September 19, 2009 in Nation/World

Demonstrators clash in Tehran

Opposition leaders attacked at protests
Thomas Erdbrink Washington Post
 
The Spokesman-Review photo

Iranian President Mahmoud Ahmadinejad speaks at Tehran University on Friday during ceremonies marking Quds Day.
(Full-size photo)(All photos)

TEHRAN – Hard-line supporters of President Mahmoud Ahmadinejad clashed Friday with protesters who defied a ban on opposition demonstrations to stage the first major street protests in two months, a massive show of force during an annual government-backed rally against Israel.

Pro-government demonstrators attempted to attack two opposition leaders, former President Mohammad Khatami and former Prime Minister Mir Hossein Mousavi, at separate protest sites in Tehran, but both escaped unharmed, news agencies and opposition Web sites reported. Two other senior opposition figures, including influential Shiite Muslim cleric and former President Ali Akbar Hashemi Rafsanjani, also appeared at the protests in a rare show of defiance against Iran’s supreme leader, Ayatollah Ali Khamenei, who had warned the opposition not to disrupt Quds Day, the annual day of public support for Palestine.

Instead, more than 100,000 opposition supporters took to the streets in Tehran, and similar demonstrations were reported in several other Iranian cities. Although the protesters were outnumbered by government supporters observing Quds Day, it was the largest opposition turnout since mid-July, when protests against the disputed victory of Ahmadinejad in Iran’s June 12 presidential election ran into a fierce government crackdown.

In a speech at Friday prayers marking Quds Day, Ahmadinejad denounced Israel and the West, questioned whether the Holocaust occurred and charged that it was a pretext for occupying Palestine.

Friday’s competing demonstrations turned violent after security forces intervened in the afternoon, and riots erupted at several locations in downtown Tehran, the state-run Islamic Republic News Agency reported.

Security forces initially seemed overwhelmed by the number of opposition supporters.

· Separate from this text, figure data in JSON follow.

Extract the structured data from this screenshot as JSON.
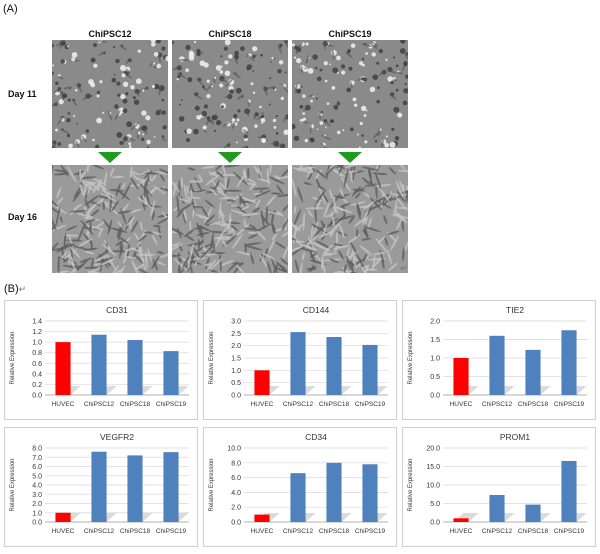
{
  "figure": {
    "panel_a_label": "(A)",
    "panel_b_label": "(B)",
    "return_mark_a": "↵",
    "return_mark_b": "↵",
    "columns": [
      "ChiPSC12",
      "ChiPSC18",
      "ChiPSC19"
    ],
    "rows": [
      "Day 11",
      "Day 16"
    ]
  },
  "colors": {
    "arrow": "#1f9b1f",
    "huvec_bar": "#ff0000",
    "ipsc_bar": "#4f81bd"
  },
  "chart_data": [
    {
      "type": "bar",
      "title": "CD31",
      "ylabel": "Relative Expression",
      "categories": [
        "HUVEC",
        "ChiPSC12",
        "ChiPSC18",
        "ChiPSC19"
      ],
      "values": [
        1.0,
        1.14,
        1.04,
        0.83
      ],
      "ylim": [
        0,
        1.4
      ],
      "yticks": [
        "0.0",
        "0.2",
        "0.4",
        "0.6",
        "0.8",
        "1.0",
        "1.2",
        "1.4"
      ],
      "grid": true
    },
    {
      "type": "bar",
      "title": "CD144",
      "ylabel": "Relative Expression",
      "categories": [
        "HUVEC",
        "ChiPSC12",
        "ChiPSC18",
        "ChiPSC19"
      ],
      "values": [
        1.0,
        2.55,
        2.35,
        2.03
      ],
      "ylim": [
        0,
        3.0
      ],
      "yticks": [
        "0.0",
        "0.5",
        "1.0",
        "1.5",
        "2.0",
        "2.5",
        "3.0"
      ],
      "grid": true
    },
    {
      "type": "bar",
      "title": "TIE2",
      "ylabel": "Relative Expression",
      "categories": [
        "HUVEC",
        "ChiPSC12",
        "ChiPSC18",
        "ChiPSC19"
      ],
      "values": [
        1.0,
        1.6,
        1.22,
        1.75
      ],
      "ylim": [
        0,
        2.0
      ],
      "yticks": [
        "0.0",
        "0.5",
        "1.0",
        "1.5",
        "2.0"
      ],
      "grid": true
    },
    {
      "type": "bar",
      "title": "VEGFR2",
      "ylabel": "Relative Expression",
      "categories": [
        "HUVEC",
        "ChiPSC12",
        "ChiPSC18",
        "ChiPSC19"
      ],
      "values": [
        1.0,
        7.6,
        7.2,
        7.55
      ],
      "ylim": [
        0,
        8.0
      ],
      "yticks": [
        "0.0",
        "1.0",
        "2.0",
        "3.0",
        "4.0",
        "5.0",
        "6.0",
        "7.0",
        "8.0"
      ],
      "grid": true
    },
    {
      "type": "bar",
      "title": "CD34",
      "ylabel": "Relative Expression",
      "categories": [
        "HUVEC",
        "ChiPSC12",
        "ChiPSC18",
        "ChiPSC19"
      ],
      "values": [
        1.0,
        6.6,
        8.0,
        7.8
      ],
      "ylim": [
        0,
        10.0
      ],
      "yticks": [
        "0.0",
        "2.0",
        "4.0",
        "6.0",
        "8.0",
        "10.0"
      ],
      "grid": true
    },
    {
      "type": "bar",
      "title": "PROM1",
      "ylabel": "Relative Expression",
      "categories": [
        "HUVEC",
        "ChiPSC12",
        "ChiPSC18",
        "ChiPSC19"
      ],
      "values": [
        1.0,
        7.3,
        4.7,
        16.5
      ],
      "ylim": [
        0,
        20.0
      ],
      "yticks": [
        "0.0",
        "5.0",
        "10.0",
        "15.0",
        "20.0"
      ],
      "grid": true
    }
  ]
}
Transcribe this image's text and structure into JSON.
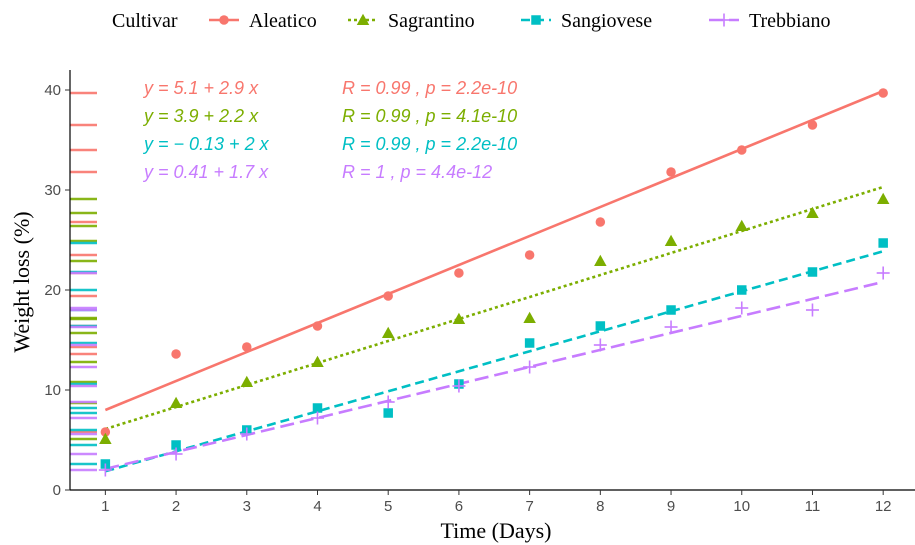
{
  "chart_data": {
    "type": "scatter",
    "xlabel": "Time (Days)",
    "ylabel": "Weight loss (%)",
    "xlim": [
      0.5,
      12.45
    ],
    "ylim": [
      0,
      42
    ],
    "x_ticks": [
      1,
      2,
      3,
      4,
      5,
      6,
      7,
      8,
      9,
      10,
      11,
      12
    ],
    "y_ticks": [
      0,
      10,
      20,
      30,
      40
    ],
    "grid": false,
    "legend": {
      "title": "Cultivar",
      "position": "top"
    },
    "x": [
      1,
      2,
      3,
      4,
      5,
      6,
      7,
      8,
      9,
      10,
      11,
      12
    ],
    "series": [
      {
        "name": "Aleatico",
        "color": "#F8766D",
        "marker": "circle",
        "line_style": "solid",
        "values": [
          5.8,
          13.6,
          14.3,
          16.4,
          19.4,
          21.7,
          23.5,
          26.8,
          31.8,
          34.0,
          36.5,
          39.7
        ],
        "fit": {
          "intercept": 5.1,
          "slope": 2.9
        },
        "equation": "y = 5.1 + 2.9 x",
        "stats": "R = 0.99 , p = 2.2e-10"
      },
      {
        "name": "Sagrantino",
        "color": "#7CAE00",
        "marker": "triangle",
        "line_style": "dotted",
        "values": [
          5.1,
          8.7,
          10.8,
          12.8,
          15.7,
          17.1,
          17.2,
          22.9,
          24.9,
          26.4,
          27.7,
          29.1
        ],
        "fit": {
          "intercept": 3.9,
          "slope": 2.2
        },
        "equation": "y = 3.9 + 2.2 x",
        "stats": "R = 0.99 , p = 4.1e-10"
      },
      {
        "name": "Sangiovese",
        "color": "#00BFC4",
        "marker": "square",
        "line_style": "dashed",
        "values": [
          2.6,
          4.5,
          6.0,
          8.2,
          7.7,
          10.6,
          14.7,
          16.4,
          18.0,
          20.0,
          21.8,
          24.7
        ],
        "fit": {
          "intercept": -0.13,
          "slope": 2.0
        },
        "equation": "y = − 0.13 + 2 x",
        "stats": "R = 0.99 , p = 2.2e-10"
      },
      {
        "name": "Trebbiano",
        "color": "#C77CFF",
        "marker": "plus",
        "line_style": "longdash",
        "values": [
          2.0,
          3.6,
          5.6,
          7.2,
          8.8,
          10.4,
          12.3,
          14.5,
          16.3,
          18.2,
          18.0,
          21.7
        ],
        "fit": {
          "intercept": 0.41,
          "slope": 1.7
        },
        "equation": "y = 0.41 + 1.7 x",
        "stats": "R = 1 , p = 4.4e-12"
      }
    ]
  }
}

Wearing green, the campaign color of Mousavi, the leading opposition candidate in the presidential election, protesters gathered along the main routes leading to the prayer venue and shouted slogans against the government.

As opposition supporters marched outside the gates of Tehran University’s prayer ground, Ahmadinejad defended Iran’s total rejection of the Israeli state and called the Holocaust a “lie” and an “unprovable and mythical claim.” Worshipers responded by shouting such traditional slogans as “Death to Israel” and “Death to America.”

Outside the compound, anti-government protesters shouted, “Death to you.” There were also chants of “Death to the dictator” and “Not Gaza, not Lebanon – our life is for Iran,” a critical reference to the Ahmadinejad government’s support for the Palestinian militant group Hamas in the Gaza Strip and Lebanon’s Hezbollah.

In Washington, Secretary of State Hillary Rodham Clinton said the Obama administration remains “ready to engage with Iran” diplomatically to resolve differences, notably over Tehran’s nuclear program. But she condemned what she described as the Ahmadinejad government’s repression of dissent and warned that it would face “accompanying costs” if it continues to defy the international community on the nuclear issue.

A week before Quds Day, Khamenei, Iran’s top religious and political leader, had warned that the ceremonies must not be turned into an occasion for “discord and division.”

The day of protest – Quds is Arabic for Jerusalem – is observed in several countries but originated in Iran, where Islamic revolutionary leader Ayatollah Ruhollah Khomeini established it in 1979.